Senin, 06 April 2015

Kedatangan "Misal" nabi Isa Ibnu Maryam a.s. dari Kalangan Umat Islam Sebagai "As-Saa'ah" (Tanda Kiamat) Bagi Bani Isma'il & Tiga Macam Keburukan yang Dilakukan Kaum Nabi Luth a.s.

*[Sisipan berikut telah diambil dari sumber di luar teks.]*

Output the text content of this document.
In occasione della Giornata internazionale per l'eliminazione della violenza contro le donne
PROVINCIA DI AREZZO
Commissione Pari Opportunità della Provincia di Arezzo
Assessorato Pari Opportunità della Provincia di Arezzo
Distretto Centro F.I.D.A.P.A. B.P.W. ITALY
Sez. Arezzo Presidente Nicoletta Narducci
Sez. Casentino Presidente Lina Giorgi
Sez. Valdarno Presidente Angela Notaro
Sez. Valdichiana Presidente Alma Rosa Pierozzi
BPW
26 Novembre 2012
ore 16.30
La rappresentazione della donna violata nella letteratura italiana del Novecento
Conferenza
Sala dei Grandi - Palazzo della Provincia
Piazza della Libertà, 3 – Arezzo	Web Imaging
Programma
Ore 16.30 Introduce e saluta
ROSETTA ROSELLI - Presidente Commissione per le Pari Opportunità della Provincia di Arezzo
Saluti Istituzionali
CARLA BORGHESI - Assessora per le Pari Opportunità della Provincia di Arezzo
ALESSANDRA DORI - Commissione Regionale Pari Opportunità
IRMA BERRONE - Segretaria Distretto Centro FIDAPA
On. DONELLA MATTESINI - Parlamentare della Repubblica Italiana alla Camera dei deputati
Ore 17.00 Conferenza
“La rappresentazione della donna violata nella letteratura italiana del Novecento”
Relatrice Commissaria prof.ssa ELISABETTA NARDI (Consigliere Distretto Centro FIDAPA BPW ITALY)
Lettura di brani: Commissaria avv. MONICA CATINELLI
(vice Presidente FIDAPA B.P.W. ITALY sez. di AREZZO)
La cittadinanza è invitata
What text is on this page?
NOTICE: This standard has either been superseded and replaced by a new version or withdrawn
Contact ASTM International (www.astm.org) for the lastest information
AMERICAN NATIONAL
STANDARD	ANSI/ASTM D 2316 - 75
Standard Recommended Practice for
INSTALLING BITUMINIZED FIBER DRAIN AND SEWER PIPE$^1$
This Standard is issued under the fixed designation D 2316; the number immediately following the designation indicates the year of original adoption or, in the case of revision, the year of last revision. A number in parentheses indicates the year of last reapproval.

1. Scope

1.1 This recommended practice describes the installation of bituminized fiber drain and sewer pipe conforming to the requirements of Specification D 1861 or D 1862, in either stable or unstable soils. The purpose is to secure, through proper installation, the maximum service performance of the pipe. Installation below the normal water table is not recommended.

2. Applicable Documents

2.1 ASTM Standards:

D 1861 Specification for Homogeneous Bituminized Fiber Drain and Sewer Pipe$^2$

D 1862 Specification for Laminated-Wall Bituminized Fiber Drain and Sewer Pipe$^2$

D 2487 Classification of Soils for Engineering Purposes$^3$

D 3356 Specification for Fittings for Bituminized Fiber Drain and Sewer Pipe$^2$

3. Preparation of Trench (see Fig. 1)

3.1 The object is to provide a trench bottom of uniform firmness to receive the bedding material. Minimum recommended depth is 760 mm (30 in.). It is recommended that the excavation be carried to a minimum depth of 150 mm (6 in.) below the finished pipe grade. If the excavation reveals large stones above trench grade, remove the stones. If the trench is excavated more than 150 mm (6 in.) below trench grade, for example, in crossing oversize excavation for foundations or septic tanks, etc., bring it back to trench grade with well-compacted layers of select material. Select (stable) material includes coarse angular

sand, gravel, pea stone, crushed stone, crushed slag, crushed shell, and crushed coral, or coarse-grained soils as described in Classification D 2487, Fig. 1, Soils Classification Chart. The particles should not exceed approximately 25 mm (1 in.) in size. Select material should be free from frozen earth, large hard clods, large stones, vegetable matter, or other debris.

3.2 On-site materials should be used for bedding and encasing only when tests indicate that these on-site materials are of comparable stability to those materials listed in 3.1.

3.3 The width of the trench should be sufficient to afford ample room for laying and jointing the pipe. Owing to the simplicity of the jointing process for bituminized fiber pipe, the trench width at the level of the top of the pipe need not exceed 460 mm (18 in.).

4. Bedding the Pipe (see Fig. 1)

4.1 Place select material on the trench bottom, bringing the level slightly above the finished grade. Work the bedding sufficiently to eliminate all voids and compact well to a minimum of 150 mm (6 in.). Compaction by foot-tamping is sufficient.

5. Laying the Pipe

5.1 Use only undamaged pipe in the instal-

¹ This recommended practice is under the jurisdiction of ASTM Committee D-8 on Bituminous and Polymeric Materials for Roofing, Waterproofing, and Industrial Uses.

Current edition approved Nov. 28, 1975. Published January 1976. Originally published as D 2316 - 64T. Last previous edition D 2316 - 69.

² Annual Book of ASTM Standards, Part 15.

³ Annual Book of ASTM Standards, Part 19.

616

بِسۡمِ اللّٰہِ الرَّحۡمٰنِ الرَّحِیۡمِ


Khazanah Ruhani Surah Al-Ankabūt


Bab 21

Kedatangan Misal Nabi Isa Ibnu Maryam a.s. dari Kalangan Umat Islam Sebagai As-Sā’ah  (Tanda Kiamat) Bagi Bani Isma’il & Tiga Macam Keburukan yang Dilakukan kaum Nabi Luth a.s.
 
 Oleh

Ki Langlang Buana Kusuma

D
alam bagian akhir Bab sebelumnya telah dibahas  mengenai hakikat penggunaan kata qānitīn  sebutan  untuk laki-laki, padahal yang diceritakan  dalam QS.66:13  adalah perempuan  -- yakni  Siti Maryam  ibunda Nabi Isa a.s.   yang seharusnya digunakan  kata qānitāt  (perempuan-perempuan yang patuh-taat  (QS.33:36), firman-Nya:  وَ مَرۡیَمَ  ابۡنَتَ عِمۡرٰنَ  الَّتِیۡۤ  اَحۡصَنَتۡ فَرۡجَہَا    -- dan juga mengemukakan misal Maryam putri ‘Imran,  yang telah memelihara ke-suciannya,  فَنَفَخۡنَا فِیۡہِ  مِنۡ  رُّوۡحِنَا وَ صَدَّقَتۡ بِکَلِمٰتِ رَبِّہَا وَ کُتُبِہٖ -- maka Kami meniupkan ke dalamnya Ruh Kami, dan ia menggenapi firman Rabb-nya ( Tuhan-nya) dan Kitab-kitab-Nya, وَ کَانَتۡ مِنَ  الۡقٰنِتِیۡنَ  -- dan ia termasuk orang-orang yang patuh. (At-Tahrīm [66]:13), ayat tersebut mengisyaratkan  bahwa   derajat keruhanian yang dicapai orang-orang  yang beriman dan bertakwa sampai dengan misal Maryam binti ‘Imran  di sisi Allah Swt. adalah dalam status perempuan yakni berderajat    shiddiqīn/shiddiqāt, tetapi ketika terjadi kehamilan dan kelahiran ruhani  akibat peniupanruh” (wahyu) dari Allah Swt. ke dalam jiwanya, maka kedudukan ruhani  hamba-hamba Allah pada tingkatan ruhani Maryam binti ‘Imran tersebut bukan lagi sebagai “perempuan” (shādiqāt/qānitāt) melainkan sebagai “laki-laki”,   sebagaimana   Nabi Isa Ibnu Maryam a.s. yang dilahirkan oleh Siti Maryam a.s.   dan memperoleh martabat nabi Allah, yaitu derajat ruhani yang lebih tinggi daripada derajat shiddiqīn/shadiqāt ibunya (QS.4:70-71), itulah salah satu makna penggunaan kata  qānitīn   mengenai misal Maryam binti ‘Imran dalam Surah At-Tahrīm ayat 13:   وَ کَانَتۡ مِنَ  الۡقٰنِتِیۡنَ  -- dan ia termasuk orang-orang yang patuh.”  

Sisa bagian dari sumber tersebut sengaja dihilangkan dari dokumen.